If you have a short season or want the earliest possible crop, start a few seedlings indoors, preferably in peat pots, two weeks before the last frost in your area. When setting out the plants, be extra cautious not to disturb the roots when transplanting them.
How To Cultivate Squash Plants
Here are three cultivation tips to keep in mind for prime summer squash. Plant in a warm soil. If the soil is below 60 degrees F., summer squash seeds are more likely to rot in the ground before sprouting. The ideal soil temperature for germination is 70-90 degrees F. Seeds will sprout in 6 to 12 days. Provide plenty of nutrients. Summer squashes are heavy feeders. If you incorporated organic matter into the soil prior to planting, there is no need to fertilize early in the season. However, when the plants begin to blossom and set fruit, a side dressing of balanced soluble fertilizer is beneficial.
Water deeply , a steady water supply is necessary for the best quality fruit. Water deeply once a week, applying at least one inch of water. Shallow watering promotes shallow root development that is detrimental to yields. Don't judge the moisture content of the soil by the dryness of the surface, if the soil is dry four inches down, water. If the soil is moist at that depth, the plants will be fine. Wilting in scorching, mid-afternoon sun is normal for summer squash. They will recover when the sun goes down.

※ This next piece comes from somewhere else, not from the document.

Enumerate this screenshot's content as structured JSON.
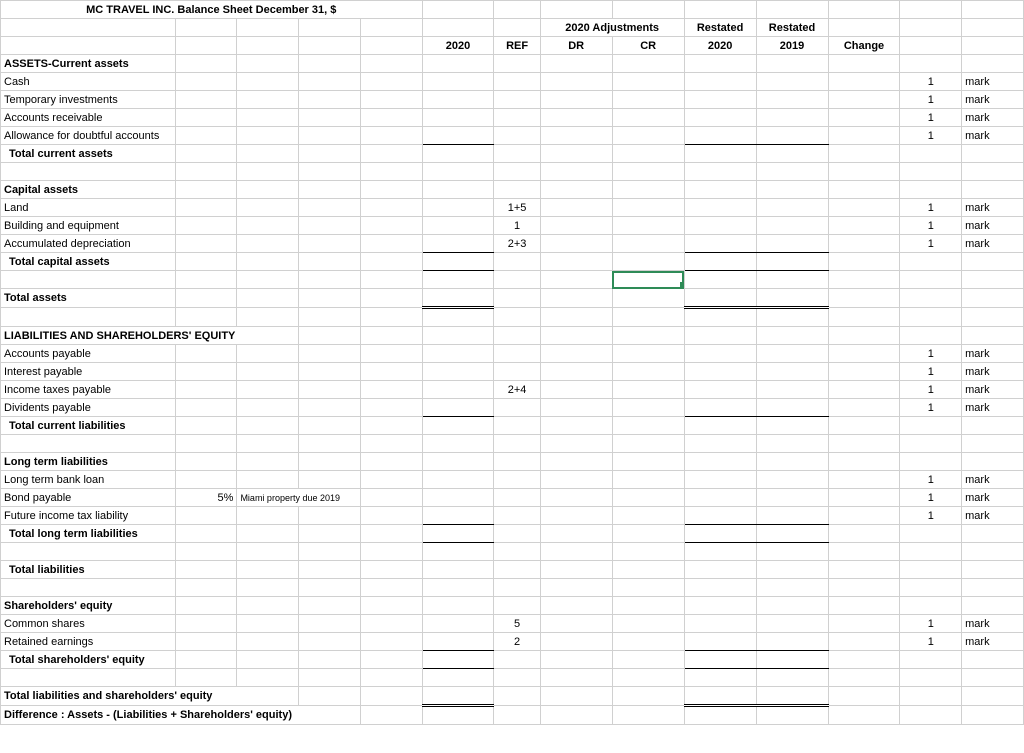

Squash Plant Harvesting Tips
Although summer squash can get quite large and still be edible (zucchini can become as large as a baseball bat if left on the vine too long), you're forfeiting quality and hindering subsequent yields if you allow it to get too big. Like most vegetables, summer squash is tender and tastiest when harvested young before seeds are fully developed. Harvest when the skin is still soft enough to be penetrated by a thumbnail. Pick zucchini when it's about 4 to 6 inches long. If you like stuffed zucchini, allow them to grow to 8 inches. Crooknecks and straight necks are best 6 to 8 inches long. Patty pans should be harvested when 3 to 5 inches in diameter.

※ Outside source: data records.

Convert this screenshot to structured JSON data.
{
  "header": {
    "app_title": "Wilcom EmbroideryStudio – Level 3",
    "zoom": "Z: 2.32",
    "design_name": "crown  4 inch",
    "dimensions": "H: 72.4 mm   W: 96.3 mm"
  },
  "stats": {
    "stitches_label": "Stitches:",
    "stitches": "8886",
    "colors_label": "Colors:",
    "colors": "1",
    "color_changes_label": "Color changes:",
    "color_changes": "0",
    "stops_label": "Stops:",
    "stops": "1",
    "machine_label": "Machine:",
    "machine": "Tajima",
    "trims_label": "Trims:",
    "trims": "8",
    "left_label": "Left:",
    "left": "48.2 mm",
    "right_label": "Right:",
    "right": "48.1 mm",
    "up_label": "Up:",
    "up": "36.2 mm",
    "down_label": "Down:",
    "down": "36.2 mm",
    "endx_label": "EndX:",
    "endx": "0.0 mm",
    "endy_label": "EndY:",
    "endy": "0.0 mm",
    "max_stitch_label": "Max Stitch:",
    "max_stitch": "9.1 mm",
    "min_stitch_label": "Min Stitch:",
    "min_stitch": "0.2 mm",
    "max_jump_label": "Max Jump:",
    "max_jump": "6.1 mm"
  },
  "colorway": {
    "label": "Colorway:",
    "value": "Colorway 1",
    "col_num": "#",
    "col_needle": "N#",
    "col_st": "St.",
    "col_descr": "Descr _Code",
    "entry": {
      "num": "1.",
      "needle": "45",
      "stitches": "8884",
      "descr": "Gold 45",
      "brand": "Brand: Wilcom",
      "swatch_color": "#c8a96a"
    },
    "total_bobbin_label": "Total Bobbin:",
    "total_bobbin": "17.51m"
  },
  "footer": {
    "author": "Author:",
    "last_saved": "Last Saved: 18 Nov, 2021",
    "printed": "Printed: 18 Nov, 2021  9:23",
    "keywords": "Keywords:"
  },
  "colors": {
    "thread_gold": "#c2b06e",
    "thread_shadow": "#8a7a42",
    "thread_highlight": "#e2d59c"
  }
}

Here are two things to keep in mind when you harvest summer squash. Cut the fruits from the vine carefully. Using a paring knife or garden shears, cut the stem about an inch above the fruit. Don't try to twist or yank the squash as you could rip the skin or damage the plant.
Frequent harvesting increases yields. With all summer squash, regular picking will keep the plants in production all season long. Think of each plant as a squash assembly line. When the plants are going gangbusters in midsummer, you may have to harvest two or three times a week!